Integration comes with costs
Amon also noted that “some companies that rushed into integration” had significantly pared down the performance of their 5G modems. For example, Huawei’s external Balong 5000 5G modem supports sub-6GHz and mmWave spectrum, with download speeds up to 7.5Gbps. The Balong modem integrated into the Kirin 990 5G SoC is sub-6GHz only and tops out at 2.3Gbps. It’s the same with Samsung’s Exynos 980 SoC, which is missing mmWave support and peaks at 3.6Gbps with dual mode connectivity.
However, Samsung’s external Exynos 5100 modem part hits 6Gbps downloads with mmWave tech in tow, while the Exynos 5123 hits 7.35Gbps. Samsung is planning to pair its Exynos 990 with an external Exynos 5123 modem to hit blazing fast speeds and mmWave support. It’s clear that efforts to integrate 5G capabilities require compromises to performance.

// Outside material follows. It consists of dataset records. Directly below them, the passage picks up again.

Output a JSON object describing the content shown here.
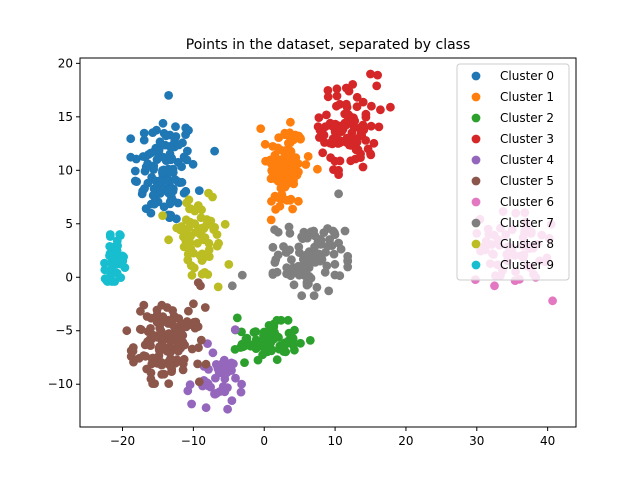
{
  "chart_data": {
    "type": "scatter",
    "title": "Points in the dataset, separated by class",
    "xlabel": "",
    "ylabel": "",
    "xlim": [
      -26,
      44
    ],
    "ylim": [
      -14,
      20.5
    ],
    "xticks": [
      -20,
      -10,
      0,
      10,
      20,
      30,
      40
    ],
    "yticks": [
      -10,
      -5,
      0,
      5,
      10,
      15,
      20
    ],
    "grid": false,
    "legend_position": "top-right",
    "series": [
      {
        "name": "Cluster 0",
        "color": "#1f77b4",
        "center": [
          -14,
          10
        ],
        "spread": [
          2.2,
          2.6
        ],
        "count": 110,
        "points": [
          [
            -13.5,
            17.0
          ],
          [
            -7.0,
            11.8
          ],
          [
            -18.2,
            9.0
          ],
          [
            -16,
            6
          ]
        ]
      },
      {
        "name": "Cluster 1",
        "color": "#ff7f0e",
        "center": [
          3,
          10.2
        ],
        "spread": [
          1.3,
          2.2
        ],
        "count": 90,
        "points": [
          [
            -0.5,
            13.9
          ],
          [
            3.7,
            14.5
          ],
          [
            7.5,
            10.1
          ],
          [
            6.2,
            11.3
          ]
        ]
      },
      {
        "name": "Cluster 2",
        "color": "#2ca02c",
        "center": [
          0.5,
          -6
        ],
        "spread": [
          2.1,
          0.9
        ],
        "count": 70,
        "points": [
          [
            -3.8,
            -3.8
          ],
          [
            6.5,
            -5.9
          ],
          [
            -3.0,
            -6.5
          ]
        ]
      },
      {
        "name": "Cluster 3",
        "color": "#d62728",
        "center": [
          12,
          14
        ],
        "spread": [
          2.0,
          2.0
        ],
        "count": 90,
        "points": [
          [
            15.0,
            19.0
          ],
          [
            16.0,
            18.9
          ],
          [
            17.8,
            15.9
          ],
          [
            10.5,
            10.0
          ],
          [
            8.5,
            12.6
          ]
        ]
      },
      {
        "name": "Cluster 4",
        "color": "#9467bd",
        "center": [
          -7,
          -9.7
        ],
        "spread": [
          2.0,
          1.2
        ],
        "count": 40,
        "points": [
          [
            -4.1,
            -4.9
          ],
          [
            -8.0,
            -6.2
          ],
          [
            -8.2,
            -12.2
          ],
          [
            -3.2,
            -10.0
          ]
        ]
      },
      {
        "name": "Cluster 5",
        "color": "#8c564b",
        "center": [
          -13.5,
          -6.2
        ],
        "spread": [
          2.4,
          1.7
        ],
        "count": 130,
        "points": [
          [
            -17.0,
            -2.6
          ],
          [
            -19.4,
            -5.0
          ],
          [
            -16.0,
            -9.5
          ],
          [
            -9.3,
            -0.5
          ],
          [
            -9.0,
            -0.8
          ]
        ]
      },
      {
        "name": "Cluster 6",
        "color": "#e377c2",
        "center": [
          35,
          2.8
        ],
        "spread": [
          2.5,
          1.6
        ],
        "count": 60,
        "points": [
          [
            30.0,
            4.1
          ],
          [
            40.7,
            -2.2
          ],
          [
            38.0,
            0.3
          ],
          [
            32.5,
            -0.8
          ]
        ]
      },
      {
        "name": "Cluster 7",
        "color": "#7f7f7f",
        "center": [
          6.5,
          1.8
        ],
        "spread": [
          2.4,
          1.6
        ],
        "count": 90,
        "points": [
          [
            -3.1,
            0.2
          ],
          [
            3.5,
            4.7
          ],
          [
            10.5,
            3.2
          ],
          [
            10.5,
            7.8
          ],
          [
            -4.5,
            -0.8
          ]
        ]
      },
      {
        "name": "Cluster 8",
        "color": "#bcbd22",
        "center": [
          -9.5,
          3.5
        ],
        "spread": [
          2.2,
          2.0
        ],
        "count": 60,
        "points": [
          [
            -7.3,
            7.5
          ],
          [
            -10.3,
            1.1
          ],
          [
            -5.0,
            1.2
          ],
          [
            -13.5,
            3.5
          ]
        ]
      },
      {
        "name": "Cluster 9",
        "color": "#17becf",
        "center": [
          -21,
          1.8
        ],
        "spread": [
          0.7,
          1.0
        ],
        "count": 45,
        "points": [
          [
            -22.5,
            0.7
          ],
          [
            -20.3,
            3.9
          ],
          [
            -21.1,
            -0.4
          ]
        ]
      }
    ]
  }
}
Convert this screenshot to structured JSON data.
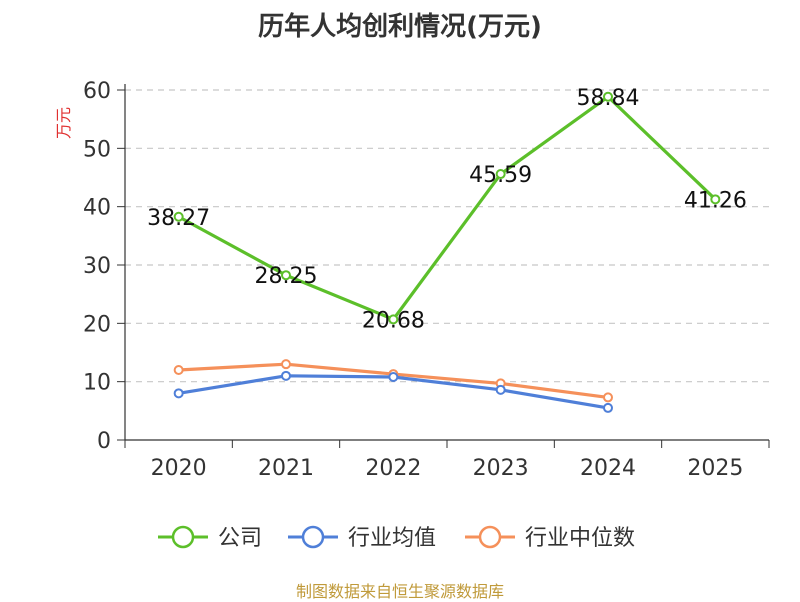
{
  "chart_data": {
    "type": "line",
    "title": "历年人均创利情况(万元)",
    "ylabel": "万元",
    "xlabel": "",
    "categories": [
      "2020",
      "2021",
      "2022",
      "2023",
      "2024",
      "2025"
    ],
    "ylim": [
      0,
      60
    ],
    "yticks": [
      0,
      10,
      20,
      30,
      40,
      50,
      60
    ],
    "grid": true,
    "legend_position": "bottom",
    "series": [
      {
        "name": "公司",
        "color": "#5cbf2a",
        "values": [
          38.27,
          28.25,
          20.68,
          45.59,
          58.84,
          41.26
        ],
        "labels": [
          "38.27",
          "28.25",
          "20.68",
          "45.59",
          "58.84",
          "41.26"
        ]
      },
      {
        "name": "行业均值",
        "color": "#4f7fd8",
        "values": [
          8.0,
          11.0,
          10.8,
          8.6,
          5.5,
          null
        ]
      },
      {
        "name": "行业中位数",
        "color": "#f5905a",
        "values": [
          12.0,
          13.0,
          11.3,
          9.7,
          7.3,
          null
        ]
      }
    ]
  },
  "footer": {
    "source": "制图数据来自恒生聚源数据库"
  }
}
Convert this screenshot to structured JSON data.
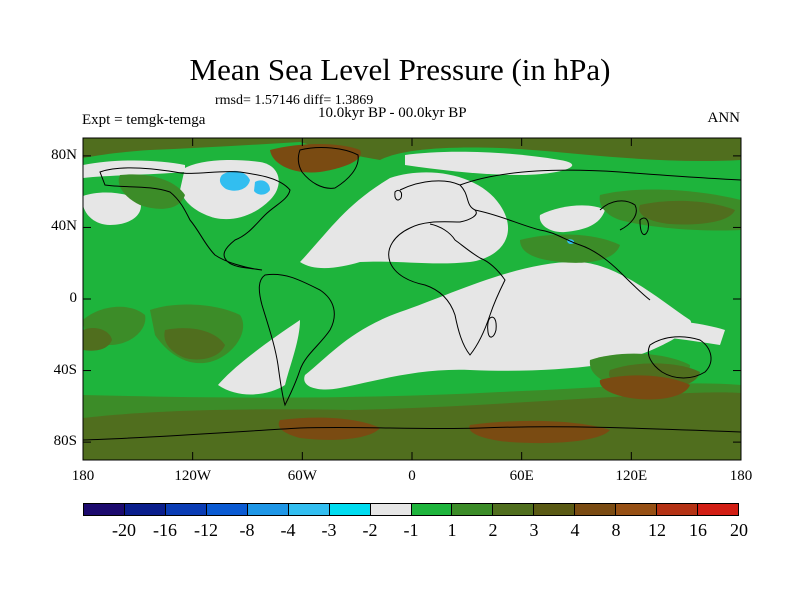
{
  "title": "Mean Sea Level Pressure (in hPa)",
  "stats": "rmsd= 1.57146 diff= 1.3869",
  "experiment": "Expt = temgk-temga",
  "period": "10.0kyr BP - 00.0kyr BP",
  "season": "ANN",
  "map": {
    "ocean_color": "#e6e6e6",
    "lat_ticks": [
      "80N",
      "40N",
      "0",
      "40S",
      "80S"
    ],
    "lat_values": [
      80,
      40,
      0,
      -40,
      -80
    ],
    "lon_ticks": [
      "180",
      "120W",
      "60W",
      "0",
      "60E",
      "120E",
      "180"
    ],
    "lon_values": [
      -180,
      -120,
      -60,
      0,
      60,
      120,
      180
    ]
  },
  "colorbar": {
    "colors": [
      "#1c0a6e",
      "#0a1e8c",
      "#0a3cb4",
      "#0a5ad2",
      "#1e96e6",
      "#32bef0",
      "#00dcf0",
      "#e6e6e6",
      "#1eb43c",
      "#3c8c28",
      "#506e1e",
      "#5a5a14",
      "#7a4b12",
      "#965014",
      "#b43214",
      "#d21e14"
    ],
    "labels": [
      "-20",
      "-16",
      "-12",
      "-8",
      "-4",
      "-3",
      "-2",
      "-1",
      "1",
      "2",
      "3",
      "4",
      "8",
      "12",
      "16",
      "20"
    ]
  },
  "legend_colors": {
    "light_green": "#1eb43c",
    "mid_green": "#3c8c28",
    "olive": "#506e1e",
    "brown": "#7a4b12",
    "cyan": "#32bef0",
    "white": "#e6e6e6"
  }
}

Samsung's Exynos 990 will also be paired with an external modem to hit speeds above 7Gbps.
To see what Qualcomm has accomplished on the integrated side, look to the Snapdragon 765 and its Snapdragon X52 modem. The X52 supports 3.7Gbps download speeds and, perhaps more importantly, mmWave and dynamic spectrum sharing. It’s as good, if not better than its competitors. The X52 is clearly a very capable integrated part, but still operates at almost half the bandwidth of the X55. You still need to go external to find the most capable 5G modems on the market.
External needn’t be inefficient
While Qualcomm is clearly keen to talk up its capabilities and downplay the lack of integration, the Snapdragon X55 is a genuine step up from the X50 found in today’s devices.
Peak download speeds go from 5 to 7.6Gbps. The X55 also introduces support for 5G FDD spectrum and Standalone 5G networks. Importantly, it’s a dual-mode 4G and 5G modem, offering dynamic spectrum sharing for improved speeds and network transparency while the industry transitions and expands 5G coverage.
Interestingly, the Snapdragon 865 and X55 modem pairing is more efficient at 4G LTE than the Snapdragon 855’s integrated X24 modem. Amon explains that “the architecture has not compromised battery life” and the new solution actually offers a better day of 4G use than its predecessor. Using an external modem won’t have a negative impact on battery life when you’re in an area with only 4G coverage. 5G power consumption is clearly more demanding, but battery and networking performance will improve in 2020 smartphones.
As for when we’ll see an 800-series Snapdragon with an integrated modem? Apparently, we’ll have to return to Maui next year to find out. It will be 2021 before smartphones offer both premium-tier 5G performance with the area and energy benefits of an integrated chip.